Kölner Superintendent verurteilt Missbrauch christlicher Symbole

Brights - Die Natur des Zweifels

Das Kreuz mit den Religionen

Vor dem AfD-Bundesparteitag in Köln hat der evangelische Stadtsuperintendent Rolf Domning den Missbrauch christlicher Symbolik durch Rechtspopulisten kritisiert.

evangelisch.de

Rechtspopulisten instrumentalisierten christliche Symbole und das Reden vom christlichen Abendland, um Flüchtlinge auszugrenzen und gegen den Islam zu polemisieren, sagte Domning dem Evangelischen Pressedienst (epd). „Das empört uns sehr, auch weil hier in Köln viele Gemeindemitglieder in der Flüchtlingsarbeit engagiert sind.“

Die Kirchen in Köln beteiligen sich am Samstag an der Kundgebung des Bündnisses „Köln stellt sich quer“ gegen den AfD-Parteitag, der am Samstag und Sonntag in Köln stattfindet.
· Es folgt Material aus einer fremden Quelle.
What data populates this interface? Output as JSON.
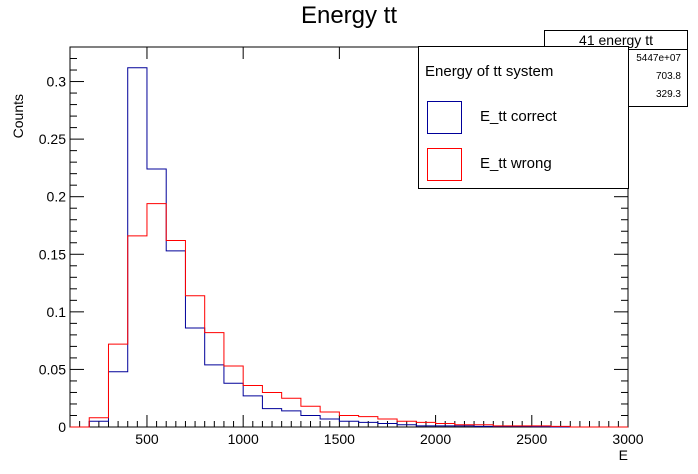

Unter dem Motto „Unser Kreuz hat keine Haken“ ruft die Arbeitsgemeinschaft Christlicher Kirchen (ACK) in Köln, zu der neben dem evangelischen Kirchenverband auch die katholische Kirche und freie evangelische Gemeinden gehören, zum friedlichen Protest auf. Die Kölner Polizei erwartet zu den Protestaktionen mehrerer Gruppen gegen den AfD-Parteitag insgesamt rund 50.000 Demonstranten.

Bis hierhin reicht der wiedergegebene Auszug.